Analicemos las palabras más frecuentes en los programas de gobierno y las entidades nombradas más mencionadas.

In [None]:
# Análisis de frecuencias por partido
frequency_analysis = {}
entity_analysis = {}
all_tokens = []
all_entities = []

for party, program in programs.items():
    # Análisis de frecuencias
    tokens = preprocess_text(program, pos_filter=['NOUN', 'ADJ', 'VERB'])
    frequency_analysis[party] = Counter(tokens)
    all_tokens.extend(tokens)
    
    # Análisis de entidades
    entities = extract_entities(program)
    entity_analysis[party] = entities
    all_entities.extend(entities)
    
    print(f"📊 {party}: {len(tokens)} tokens procesados, {len(entities)} entidades encontradas")

# Frecuencias globales
global_frequencies = Counter(all_tokens)
print(f"\n📈 Total: {len(all_tokens)} tokens, {len(set(all_tokens))} únicos")

In [None]:
# Visualización de palabras más frecuentes globalmente
fig, axes = plt.subplots(2, 2, figsize=(20, 15))

# Top 20 palabras más frecuentes
top_words = global_frequencies.most_common(20)
words, counts = zip(*top_words)

axes[0,0].barh(range(len(words)), counts)
axes[0,0].set_yticks(range(len(words)))
axes[0,0].set_yticklabels(words)
axes[0,0].set_title('Top 20 Palabras Más Frecuentes (Global)', fontsize=14, fontweight='bold')
axes[0,0].set_xlabel('Frecuencia')
axes[0,0].invert_yaxis()

# WordCloud global
wordcloud = WordCloud(width=800, height=400, background_color='white', 
                     max_words=100, colormap='viridis').generate_from_frequencies(global_frequencies)
axes[0,1].imshow(wordcloud, interpolation='bilinear')
axes[0,1].axis('off')
axes[0,1].set_title('WordCloud - Todas las Palabras', fontsize=14, fontweight='bold')

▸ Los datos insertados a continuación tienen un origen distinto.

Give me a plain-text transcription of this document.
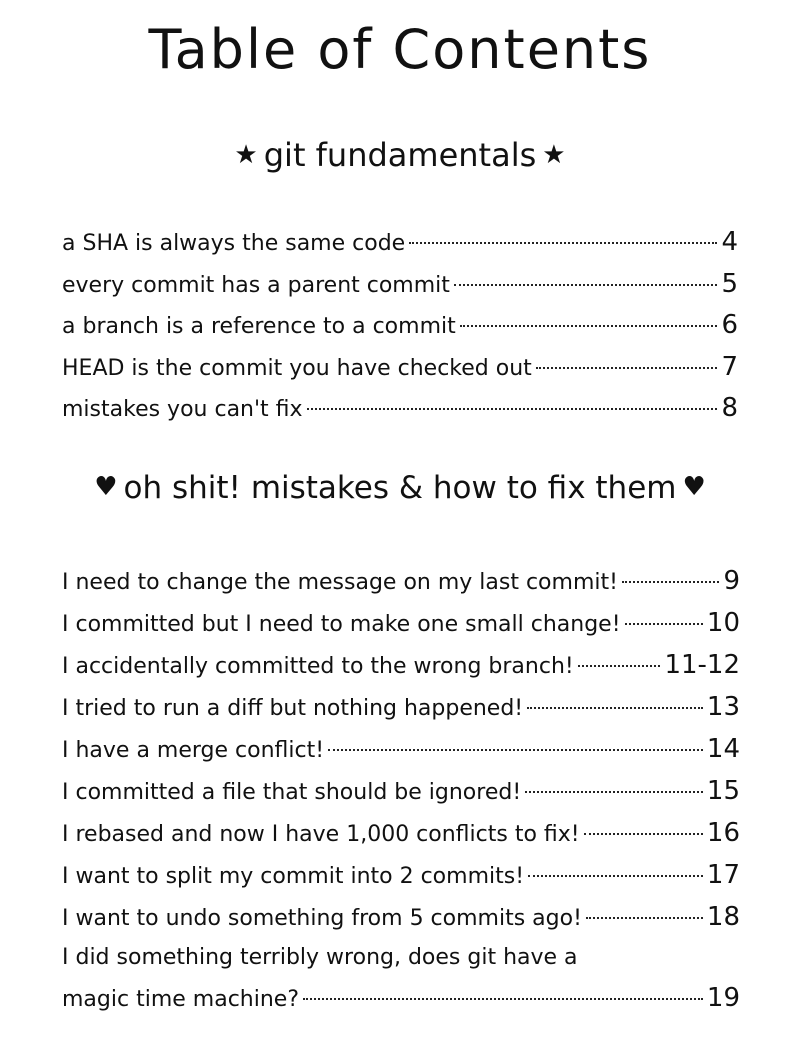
Table of Contents
★ git fundamentals ★
a SHA is always the same code	4
every commit has a parent commit	5
a branch is a reference to a commit	6
HEAD is the commit you have checked out	7
mistakes you can't fix	8
♥ oh shit! mistakes & how to fix them ♥
I need to change the message on my last commit!	9
I committed but I need to make one small change!	10
I accidentally committed to the wrong branch!	11-12
I tried to run a diff but nothing happened!	13
I have a merge conflict!	14
I committed a file that should be ignored!	15
I rebased and now I have 1,000 conflicts to fix!	16
I want to split my commit into 2 commits!	17
I want to undo something from 5 commits ago!	18
I did something terribly wrong, does git have a
magic time machine?	19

# Distribución de longitud de programas
program_lengths = [len(preprocess_text(program)) for program in programs.values()]
parties = list(programs.keys())

axes[1,0].bar(parties, program_lengths, color=sns.color_palette("husl", len(parties)))
axes[1,0].set_title('Longitud de Programas por Partido', fontsize=14, fontweight='bold')
axes[1,0].set_ylabel('Número de tokens')
axes[1,0].tick_params(axis='x', rotation=45)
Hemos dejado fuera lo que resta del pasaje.